We know that 1 is a unit modulo an odd prime p.

(4) Inverse:

This is true by definition of units modulo p (see here).

(5) Commutativity:

(a) Let a,b be units modulo p.

(b) ab = bc [Since commutativity of integers with multiplication]

(c) So (ab) ≡ (bc) (mod p)

QED

References

- Lloyd Motz, Jefferson Weaver; The Story of Mathematics
- Edna E. Kramer; The Nature and Growth of Modern Mathematics
- MacTutor History of Group Theory
- Group Theory, Wikipedia

## 4 comments:

Hi Freeman,

I really like reading your blog and its very interesting. But sometimes the proofs are not easy to understand. Are you a big Math buff? you have such a devotion !

I just love reading biographies of mathematicians and it would be really great if you could publish this subject as well more frequently in your blog.

Hi Vasu,

Thanks for your comments! I am sorry that you the proofs so difficult. This is perhaps the biggest challenge: making the proofs as easy to understand as possible.

If you have time, could you comment on which proofs are unclear or which steps are unclear. I will go through and revise them so they are clearer. You can also send your questions directly to me at (larry.freeman@gmail.com)

Thanks for the comments on the biographies. I will keep publishing biographies too.

Yes, I am a math buff. My special interest is logic and the way mathematical proofs hold together. My other interest is learning and the hope of making these proofs as easy to understand as I can.

-Larry

Hi Larry,

This is in reference to your post titled "So ends Phase I of the History of Fermat's Last Theorem".
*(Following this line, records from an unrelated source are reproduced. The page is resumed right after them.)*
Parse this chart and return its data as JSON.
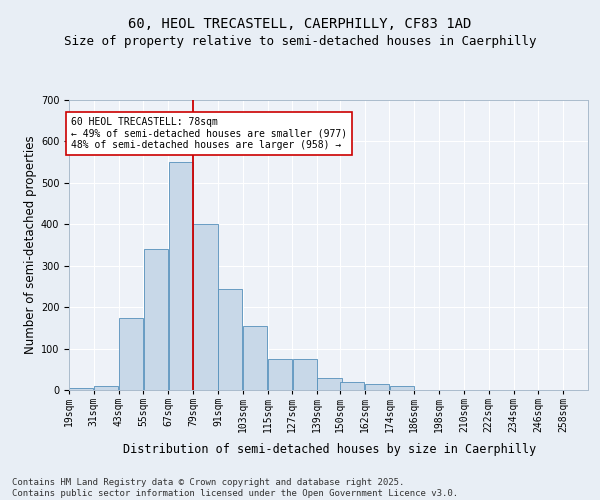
{
  "title_line1": "60, HEOL TRECASTELL, CAERPHILLY, CF83 1AD",
  "title_line2": "Size of property relative to semi-detached houses in Caerphilly",
  "xlabel": "Distribution of semi-detached houses by size in Caerphilly",
  "ylabel": "Number of semi-detached properties",
  "bin_labels": [
    "19sqm",
    "31sqm",
    "43sqm",
    "55sqm",
    "67sqm",
    "79sqm",
    "91sqm",
    "103sqm",
    "115sqm",
    "127sqm",
    "139sqm",
    "150sqm",
    "162sqm",
    "174sqm",
    "186sqm",
    "198sqm",
    "210sqm",
    "222sqm",
    "234sqm",
    "246sqm",
    "258sqm"
  ],
  "bin_edges": [
    19,
    31,
    43,
    55,
    67,
    79,
    91,
    103,
    115,
    127,
    139,
    150,
    162,
    174,
    186,
    198,
    210,
    222,
    234,
    246,
    258
  ],
  "bar_heights": [
    5,
    10,
    175,
    340,
    550,
    400,
    245,
    155,
    75,
    75,
    30,
    20,
    15,
    10,
    0,
    0,
    0,
    0,
    0,
    0
  ],
  "bar_color": "#c8d8e8",
  "bar_edge_color": "#5590bb",
  "vline_x": 79,
  "vline_color": "#cc0000",
  "annotation_text": "60 HEOL TRECASTELL: 78sqm\n← 49% of semi-detached houses are smaller (977)\n48% of semi-detached houses are larger (958) →",
  "annotation_box_color": "#ffffff",
  "annotation_box_edge": "#cc0000",
  "footnote": "Contains HM Land Registry data © Crown copyright and database right 2025.\nContains public sector information licensed under the Open Government Licence v3.0.",
  "bg_color": "#e8eef5",
  "plot_bg_color": "#eef2f8",
  "grid_color": "#ffffff",
  "ylim": [
    0,
    700
  ],
  "yticks": [
    0,
    100,
    200,
    300,
    400,
    500,
    600,
    700
  ],
  "title_fontsize": 10,
  "subtitle_fontsize": 9,
  "axis_label_fontsize": 8.5,
  "tick_fontsize": 7,
  "annotation_fontsize": 7,
  "footnote_fontsize": 6.5
}
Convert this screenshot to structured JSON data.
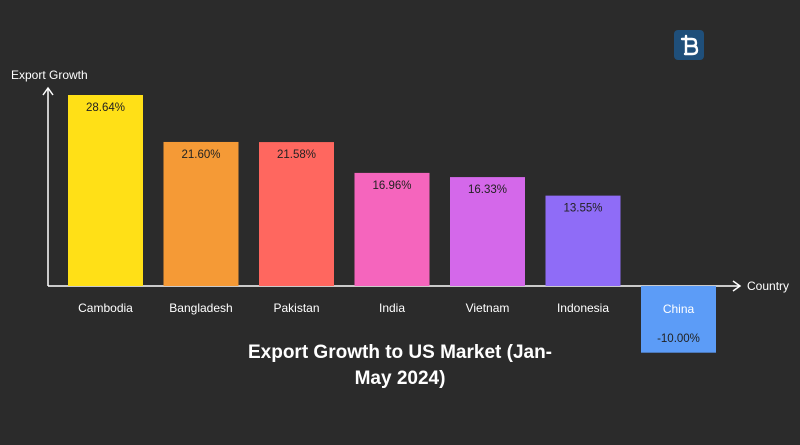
{
  "colors": {
    "background": "#2b2b2b",
    "axis": "#ffffff",
    "logo_bg": "#1f4f7a"
  },
  "logo": {
    "icon": "brand-b-logo-icon"
  },
  "chart_data": {
    "type": "bar",
    "title": "Export Growth to US Market (Jan-May 2024)",
    "xlabel": "Country",
    "ylabel": "Export Growth",
    "categories": [
      "Cambodia",
      "Bangladesh",
      "Pakistan",
      "India",
      "Vietnam",
      "Indonesia",
      "China"
    ],
    "values": [
      28.64,
      21.6,
      21.58,
      16.96,
      16.33,
      13.55,
      -10.0
    ],
    "value_labels": [
      "28.64%",
      "21.60%",
      "21.58%",
      "16.96%",
      "16.33%",
      "13.55%",
      "-10.00%"
    ],
    "bar_colors": [
      "#ffe017",
      "#f59a36",
      "#ff675f",
      "#f565bd",
      "#d468ea",
      "#8f6cf7",
      "#5c9cf7"
    ],
    "grid": false,
    "legend": "none",
    "ylim": [
      -10,
      30
    ]
  }
}
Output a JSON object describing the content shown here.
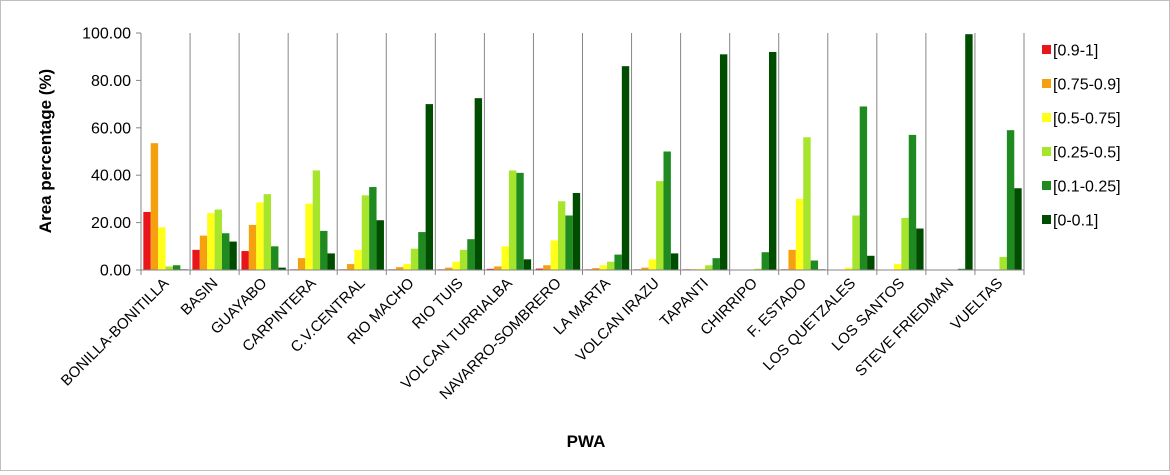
{
  "chart_data": {
    "type": "bar",
    "title": "",
    "xlabel": "PWA",
    "ylabel": "Area percentage (%)",
    "ylim": [
      0,
      100
    ],
    "yticks": [
      "0.00",
      "20.00",
      "40.00",
      "60.00",
      "80.00",
      "100.00"
    ],
    "grid": false,
    "legend_position": "right",
    "categories": [
      "BONILLA-BONITILLA",
      "BASIN",
      "GUAYABO",
      "CARPINTERA",
      "C.V.CENTRAL",
      "RIO MACHO",
      "RIO TUIS",
      "VOLCAN TURRIALBA",
      "NAVARRO-SOMBRERO",
      "LA MARTA",
      "VOLCAN IRAZU",
      "TAPANTI",
      "CHIRRIPO",
      "F. ESTADO",
      "LOS QUETZALES",
      "LOS SANTOS",
      "STEVE FRIEDMAN",
      "VUELTAS"
    ],
    "series": [
      {
        "name": "[0.9-1]",
        "color": "#e8151b",
        "values": [
          24.5,
          8.5,
          8.0,
          0.3,
          0.3,
          0.3,
          0.3,
          0.5,
          0.6,
          0.3,
          0.3,
          0.3,
          0,
          0.3,
          0,
          0,
          0,
          0
        ]
      },
      {
        "name": "[0.75-0.9]",
        "color": "#f5a00f",
        "values": [
          53.5,
          14.5,
          19.0,
          5.0,
          2.5,
          1.2,
          1.0,
          1.5,
          2.0,
          0.8,
          1.0,
          0.3,
          0,
          8.5,
          0,
          0,
          0,
          0
        ]
      },
      {
        "name": "[0.5-0.75]",
        "color": "#ffff19",
        "values": [
          18.0,
          24.0,
          28.5,
          28.0,
          8.5,
          2.5,
          3.5,
          10.0,
          12.5,
          2.0,
          4.5,
          0.5,
          0,
          30.0,
          1.0,
          2.5,
          0,
          0
        ]
      },
      {
        "name": "[0.25-0.5]",
        "color": "#a6e52b",
        "values": [
          1.5,
          25.5,
          32.0,
          42.0,
          31.5,
          9.0,
          8.5,
          42.0,
          29.0,
          3.5,
          37.5,
          2.0,
          0.5,
          56.0,
          23.0,
          22.0,
          0,
          5.5
        ]
      },
      {
        "name": "[0.1-0.25]",
        "color": "#1f8a1f",
        "values": [
          2.0,
          15.5,
          10.0,
          16.5,
          35.0,
          16.0,
          13.0,
          41.0,
          23.0,
          6.5,
          50.0,
          5.0,
          7.5,
          4.0,
          69.0,
          57.0,
          0.5,
          59.0
        ]
      },
      {
        "name": "[0-0.1]",
        "color": "#004d00",
        "values": [
          0.3,
          12.0,
          1.0,
          7.0,
          21.0,
          70.0,
          72.5,
          4.5,
          32.5,
          86.0,
          7.0,
          91.0,
          92.0,
          0.3,
          6.0,
          17.5,
          99.5,
          34.5
        ]
      }
    ]
  }
}
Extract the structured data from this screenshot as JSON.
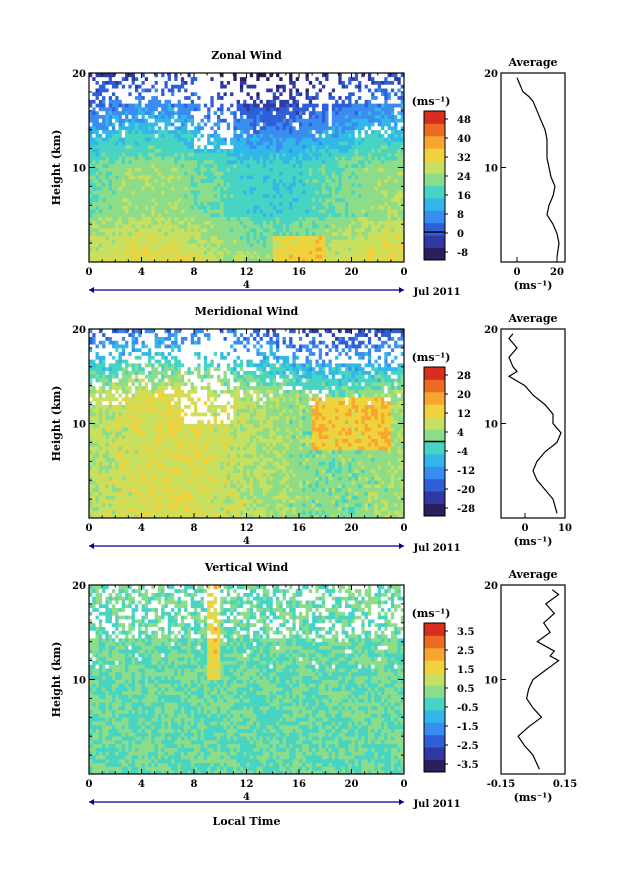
{
  "chart_data": [
    {
      "type": "heatmap",
      "title": "Zonal Wind",
      "ylabel": "Height (km)",
      "xlim": [
        0,
        24
      ],
      "ylim": [
        0,
        20
      ],
      "x_ticks": [
        "0",
        "4",
        "8",
        "12",
        "16",
        "20",
        "0"
      ],
      "y_ticks": [
        "20",
        "10"
      ],
      "date_label": "4",
      "month_label": "Jul 2011",
      "colorbar": {
        "unit": "(ms⁻¹)",
        "ticks": [
          "48",
          "40",
          "32",
          "24",
          "16",
          "8",
          "0",
          "-8"
        ],
        "min": -12,
        "max": 52,
        "contour_at": 0
      },
      "profile": {
        "title": "Average",
        "x_ticks": [
          "0",
          "20"
        ],
        "xlim": [
          -8,
          24
        ],
        "xlabel": "(ms⁻¹)",
        "y_ticks": [
          "20",
          "10"
        ],
        "height": [
          0.5,
          2,
          3,
          4,
          5,
          6,
          7,
          8,
          9,
          10,
          11,
          12,
          13,
          14,
          15,
          16,
          17,
          17.5,
          18,
          18.5,
          19,
          19.5
        ],
        "values": [
          20,
          21,
          20,
          18,
          15,
          16,
          18,
          19,
          17,
          16,
          15,
          15,
          15,
          14,
          12,
          10,
          8,
          6,
          3,
          2,
          1,
          0
        ]
      }
    },
    {
      "type": "heatmap",
      "title": "Meridional Wind",
      "ylabel": "Height (km)",
      "xlim": [
        0,
        24
      ],
      "ylim": [
        0,
        20
      ],
      "x_ticks": [
        "0",
        "4",
        "8",
        "12",
        "16",
        "20",
        "0"
      ],
      "y_ticks": [
        "20",
        "10"
      ],
      "date_label": "4",
      "month_label": "Jul 2011",
      "colorbar": {
        "unit": "(ms⁻¹)",
        "ticks": [
          "28",
          "20",
          "12",
          "4",
          "-4",
          "-12",
          "-20",
          "-28"
        ],
        "min": -32,
        "max": 32,
        "contour_at": 0
      },
      "profile": {
        "title": "Average",
        "x_ticks": [
          "0",
          "10"
        ],
        "xlim": [
          -6,
          10
        ],
        "xlabel": "(ms⁻¹)",
        "y_ticks": [
          "20",
          "10"
        ],
        "height": [
          0.5,
          2,
          3,
          4,
          5,
          6,
          7,
          8,
          9,
          10,
          11,
          12,
          13,
          14,
          14.5,
          15,
          15.5,
          16,
          17,
          18,
          19,
          19.5
        ],
        "values": [
          8,
          7,
          5,
          3,
          2,
          3,
          5,
          8,
          9,
          7,
          7,
          5,
          2,
          0,
          -2,
          -4,
          -2,
          -3,
          -4,
          -2,
          -4,
          -3
        ]
      }
    },
    {
      "type": "heatmap",
      "title": "Vertical Wind",
      "ylabel": "Height (km)",
      "xlabel": "Local Time",
      "xlim": [
        0,
        24
      ],
      "ylim": [
        0,
        20
      ],
      "x_ticks": [
        "0",
        "4",
        "8",
        "12",
        "16",
        "20",
        "0"
      ],
      "y_ticks": [
        "20",
        "10"
      ],
      "date_label": "4",
      "month_label": "Jul 2011",
      "colorbar": {
        "unit": "(ms⁻¹)",
        "ticks": [
          "3.5",
          "2.5",
          "1.5",
          "0.5",
          "-0.5",
          "-1.5",
          "-2.5",
          "-3.5"
        ],
        "min": -4,
        "max": 4,
        "contour_at": null
      },
      "profile": {
        "title": "Average",
        "x_ticks": [
          "-0.15",
          "0.15"
        ],
        "xlim": [
          -0.15,
          0.15
        ],
        "xlabel": "(ms⁻¹)",
        "y_ticks": [
          "20",
          "10"
        ],
        "height": [
          0.5,
          2,
          3,
          4,
          5,
          6,
          7,
          8,
          9,
          10,
          11,
          11.5,
          12,
          12.5,
          13,
          14,
          15,
          16,
          17,
          18,
          19,
          19.5
        ],
        "values": [
          0.03,
          0.0,
          -0.04,
          -0.07,
          -0.02,
          0.04,
          0.0,
          -0.03,
          -0.02,
          0.0,
          0.06,
          0.09,
          0.12,
          0.08,
          0.1,
          0.02,
          0.08,
          0.05,
          0.1,
          0.06,
          0.12,
          0.09
        ]
      }
    }
  ],
  "figure": {
    "colormap": [
      "#2a1f5c",
      "#2f3aa0",
      "#2f5fd8",
      "#3a8cf0",
      "#31b8e8",
      "#48d4c2",
      "#8cdc8a",
      "#c8e060",
      "#f0d23c",
      "#f7a630",
      "#ee6a24",
      "#d92e1c"
    ],
    "missing_color": "#ffffff"
  }
}
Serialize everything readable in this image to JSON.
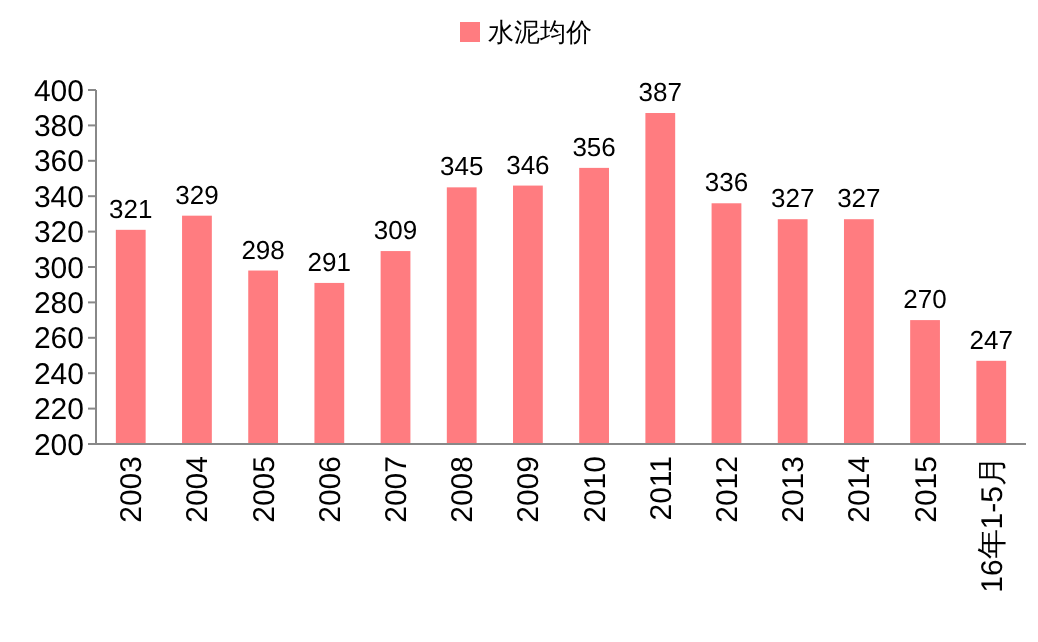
{
  "chart_data": {
    "type": "bar",
    "categories": [
      "2003",
      "2004",
      "2005",
      "2006",
      "2007",
      "2008",
      "2009",
      "2010",
      "2011",
      "2012",
      "2013",
      "2014",
      "2015",
      "16年1-5月"
    ],
    "series": [
      {
        "name": "水泥均价",
        "color": "#ff7c80",
        "values": [
          321,
          329,
          298,
          291,
          309,
          345,
          346,
          356,
          387,
          336,
          327,
          327,
          270,
          247
        ]
      }
    ],
    "ylim": [
      200,
      400
    ],
    "yticks": [
      200,
      220,
      240,
      260,
      280,
      300,
      320,
      340,
      360,
      380,
      400
    ],
    "data_labels": true,
    "legend": "top",
    "grid": false
  }
}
There you have listed some of the greatest mathematicians of all time but didn't mention about Srivasa ramanujam who was one of the greatest Mathematical geniuses whose contributions to the number theory is really vast.

Just found some famous statements made by G.H.Hardy and just thought of putting it here.

"I remember once going to see [Ramanujan] when he was lying ill at Putney. I had ridden in taxi cab number 1729 and remarked that the number seemed to me rather a dull one, and that I hoped it was not an unfavorable omen. 'No,' he replied, 'it is a very interesting number; it is the smallest number expressible as the sum of two cubes in two different ways.'" -G.H. Hardy

"As for his place in the world of Mathematics, we quote Bruce C Berndt: ``Paul Erdos has passed on to us Hardy's personal ratings of mathematicians. Suppose that we rate mathematicians on the basis of pure talent on a scale from 0 to 100, Hardy gave himself a score of 25, J.E. Littlewood 30, Hilbert 80 and Ramanujan 100." - G.H.Hardy

Sorry, I couldn't resist putting these here in your comments section. Very nice of you and good luck with your efforts. Again , you have such a devotion towards Math.

If I have any questions, definitely I will send it to your gmail.

Hi Vasu,

I agree with you that Ramanujan was one of the greatest mathematicians of all time.

My point in the blog was to talk about some of the mathematicians in the early history of Fermat's Last Theorem. My list is by no means complete.